Michael Lollesgaard, the chair of the U.N.'s Redeployment Coordination Committee (RCC), announced Friday that the redeployment would start Saturday and conclude by Tuesday.
The head of the rebels' Supreme Revolutionary Committee said the withdrawal from the ports started at 10 a.m. local time.
Lollesgaard said the pullout amounts to a "first practical step" since the conclusion of the Hodeida Agreement, which provides for a cease-fire between the warring parties in Yemen and withdrawal of fighters from three port cities. He said the redeployment must be followed by committed, transparent and sustained actions of the parties involved to fully deliver on their obligations.
Lollesgaard added that the full implementation of the Hodeida Agreement will help ensure the delivery of humanitarian aid to millions of people in Yemen who need life-saving assistance. The U.N. said it would continue to support that goal and work to return peace and stability to Yemen.
Government negotiator Sadek Dawad said he welcomed the "first step of he first phase of redeployment" of the rebel forces and urged the U.N. to monitor and verify the pullout.
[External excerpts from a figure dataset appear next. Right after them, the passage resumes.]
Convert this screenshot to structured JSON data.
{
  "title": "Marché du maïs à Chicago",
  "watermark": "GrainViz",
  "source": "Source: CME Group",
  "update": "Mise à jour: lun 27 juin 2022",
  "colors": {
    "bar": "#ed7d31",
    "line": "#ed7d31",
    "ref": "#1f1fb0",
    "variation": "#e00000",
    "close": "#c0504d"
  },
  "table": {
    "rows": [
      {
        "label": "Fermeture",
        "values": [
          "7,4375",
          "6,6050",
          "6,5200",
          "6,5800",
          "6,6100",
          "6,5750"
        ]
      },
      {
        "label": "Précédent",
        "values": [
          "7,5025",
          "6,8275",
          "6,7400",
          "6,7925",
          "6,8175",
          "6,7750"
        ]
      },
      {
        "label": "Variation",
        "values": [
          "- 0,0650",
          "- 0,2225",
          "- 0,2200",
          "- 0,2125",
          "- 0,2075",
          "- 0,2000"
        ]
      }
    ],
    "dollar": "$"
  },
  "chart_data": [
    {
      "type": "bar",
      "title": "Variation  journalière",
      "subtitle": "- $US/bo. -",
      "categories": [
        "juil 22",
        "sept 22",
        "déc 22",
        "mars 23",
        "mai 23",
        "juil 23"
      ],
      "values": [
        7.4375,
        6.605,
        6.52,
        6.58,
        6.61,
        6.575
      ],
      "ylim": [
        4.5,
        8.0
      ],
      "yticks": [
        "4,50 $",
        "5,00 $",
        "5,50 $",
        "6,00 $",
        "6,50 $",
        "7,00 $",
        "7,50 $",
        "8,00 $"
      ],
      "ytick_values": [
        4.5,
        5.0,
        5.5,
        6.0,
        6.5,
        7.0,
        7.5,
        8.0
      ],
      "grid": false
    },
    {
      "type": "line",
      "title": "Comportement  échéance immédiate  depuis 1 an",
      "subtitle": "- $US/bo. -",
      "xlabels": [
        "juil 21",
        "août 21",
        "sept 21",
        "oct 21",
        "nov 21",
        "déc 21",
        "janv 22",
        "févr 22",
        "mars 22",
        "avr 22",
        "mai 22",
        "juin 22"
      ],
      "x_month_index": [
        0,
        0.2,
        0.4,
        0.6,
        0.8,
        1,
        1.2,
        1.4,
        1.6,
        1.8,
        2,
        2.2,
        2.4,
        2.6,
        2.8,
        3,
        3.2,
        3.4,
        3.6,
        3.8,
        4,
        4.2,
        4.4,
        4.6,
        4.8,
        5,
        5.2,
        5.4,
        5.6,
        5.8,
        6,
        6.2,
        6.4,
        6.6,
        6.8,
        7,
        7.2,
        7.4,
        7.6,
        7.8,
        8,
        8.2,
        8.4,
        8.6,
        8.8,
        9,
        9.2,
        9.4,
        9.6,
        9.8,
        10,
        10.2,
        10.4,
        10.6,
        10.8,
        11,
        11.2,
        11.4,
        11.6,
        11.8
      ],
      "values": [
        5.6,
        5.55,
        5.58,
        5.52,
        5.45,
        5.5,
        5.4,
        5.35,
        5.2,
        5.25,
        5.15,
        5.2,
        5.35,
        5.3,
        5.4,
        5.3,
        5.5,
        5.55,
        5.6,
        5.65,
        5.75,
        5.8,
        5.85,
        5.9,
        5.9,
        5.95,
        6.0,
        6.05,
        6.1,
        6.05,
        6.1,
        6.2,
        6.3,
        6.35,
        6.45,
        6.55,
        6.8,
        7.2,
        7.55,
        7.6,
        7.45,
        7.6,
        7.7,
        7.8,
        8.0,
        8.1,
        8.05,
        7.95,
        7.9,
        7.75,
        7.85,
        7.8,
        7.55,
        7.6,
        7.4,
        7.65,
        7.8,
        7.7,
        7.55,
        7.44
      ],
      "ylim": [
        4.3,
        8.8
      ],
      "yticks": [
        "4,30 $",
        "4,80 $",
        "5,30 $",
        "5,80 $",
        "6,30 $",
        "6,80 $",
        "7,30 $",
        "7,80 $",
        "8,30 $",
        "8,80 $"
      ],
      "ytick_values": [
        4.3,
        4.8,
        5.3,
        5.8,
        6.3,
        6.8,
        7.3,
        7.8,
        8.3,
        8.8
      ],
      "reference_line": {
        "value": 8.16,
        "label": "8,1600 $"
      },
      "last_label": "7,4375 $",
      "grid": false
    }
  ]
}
The port of Hodeida is the entry point for 70 percent of the humanitarian aid and imports to Yemen, where the four-year civil war has created the world's worst humanitarian crisis. Some 60,000 people have been killed in the war that has pushed many Yemeni's to the brink of famine. Nearly 3 million people have been displaced and nearly two-thirds of them are in need of aid.